Should the culture system emulate, as closely as possible, the characteristics of the mother's uterus? Or should we embrace the artificiality of the culture system, and seek to optimise it accordingly? Is it best to culture embryos for a shorter duration or a longer duration before transfer? What should be the composition and temperature of the medium and surrounding air in which embryos are cultured? If freezing is involved, should eggs or embryos be frozen in the conventional (slow) way, or using the ultra-fast method of vitrification? And what are the implications of the culture system for the epigenetics of the embryo and resulting child?



11.15am-11.45am: Refreshments



11.45am-1.15pm: Session 3

Making the Grade

Selecting embryos for transfer to the mother's uterus is a process that involves grading - judging embryos according to established criteria. These criteria can include the form and structure (morphology) of the embryo and the way this changes over time (morphokinetics), the number of cells present in the embryo, the speed and evenness with which cells cleave, evidence of cells having degenerated, aneuploidy (the absence of chromosomes or the presence of extra chromosomes) in the cells, other types of biological data (which fall into the categories of genomics, transcriptomics, proteomics and metabolomics), and the number of cells that have survived the process of thawing (if the embryo was cryopreserved).
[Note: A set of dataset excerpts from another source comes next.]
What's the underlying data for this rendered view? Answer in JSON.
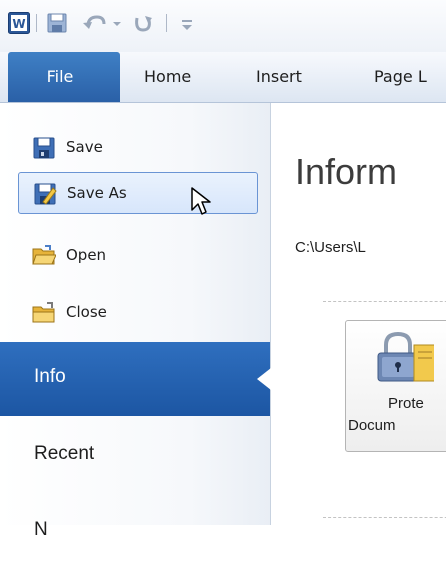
{
  "app": {
    "name": "Microsoft Word"
  },
  "quick_access": {
    "icons": [
      "word-logo-icon",
      "save-icon",
      "undo-icon",
      "dropdown-icon",
      "redo-icon",
      "customize-icon"
    ]
  },
  "tabs": [
    {
      "label": "File"
    },
    {
      "label": "Home"
    },
    {
      "label": "Insert"
    },
    {
      "label": "Page L"
    }
  ],
  "backstage": {
    "commands": [
      {
        "label": "Save",
        "icon": "save-icon"
      },
      {
        "label": "Save As",
        "icon": "save-as-icon",
        "state": "hover"
      },
      {
        "label": "Open",
        "icon": "open-folder-icon"
      },
      {
        "label": "Close",
        "icon": "close-folder-icon"
      }
    ],
    "sections": [
      {
        "label": "Info",
        "selected": true
      },
      {
        "label": "Recent"
      },
      {
        "label": "N"
      }
    ]
  },
  "info": {
    "title": "Inform",
    "path": "C:\\Users\\L",
    "protect_button": {
      "line1": "Prote",
      "line2": "Docum",
      "icon": "lock-icon"
    }
  },
  "colors": {
    "file_tab": "#2a60a7",
    "selected_section": "#1c56a3",
    "hover_border": "#6a94d4",
    "hover_fill": "#d7e6fb"
  }
}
Methods used to evaluate embryos against these criteria include microscopy, real-time or time-lapse videography, cell biopsy (removal of cells from the embryo for analysis), fluorescence in situ hybridisation (FISH - a means of detecting the chromosomes and genes of a biopsied cell under the microscope), and profiling the depletion and production of metabolites and nutrients (for example, amino acids). The relative merits of these criteria and methods are a subject of ongoing debate, and are complicated by the fact that most of the cells of the blastocyst will go to make up the placenta and membranes rather than the 'embryo proper'. This means that not all (epi)genetic or other defects in early cells impact upon subsequent development.



1.15pm-2.15pm: Lunch



2.15pm-3.30pm: Session 4

Growing Concern?

The consequences of assisted conception for the embryo's subsequent development, and for the perinatal health of mother and child, are a matter of great concern. Most notably, assisted conception results in a substantially greater chance of multiple birth than natural conception, largely because of the practice of transferring more than one embryo (assisted conception also increases the chance of identical twins resulting from an embryo dividing). Elective single embryo transfer has been promoted as the solution to the risks posed by multiple births, thus raising the challenge of finding ways other than multiple embryo transfer to improve IVF success rates.

Then there are the subtler and longer-term consequences of IVF. Fears that IVF babies might go on to have fertility problems have abated, not least because Louise Brown has herself had a naturally conceived and healthy baby. But epigenetics - enduring changes in the pattern of gene activity, during embryo development and beyond, that do not involve alteration of the DNA sequence - may be affected by assisted conception in ways that are as yet poorly understood. For example, genomic imprinting (which, for certain genes, prioritises the activity of the copy from one parent over the activity of the copy from the other parent) is an important epigenetic process whose disruption can lead to congenital disease (including marked learning difficulties).



3.30pm-4pm: Refreshments



4pm-5pm: Session 5

Should Assisted Conception Always Be Evidence-Based?

The conference will conclude with a discussion that builds upon the knowledge learned from earlier sessions, and asks whether assisted conception can and should always proceed from a strong evidence base.

Is it incumbent upon clinicians to communicate the strength or weakness of the evidence for therapies to patients? What is the difference, if any, between recommending therapies with a weak evidence base and simply making such therapies available? And how do these questions relate to the regulation and cost of fertility treatment?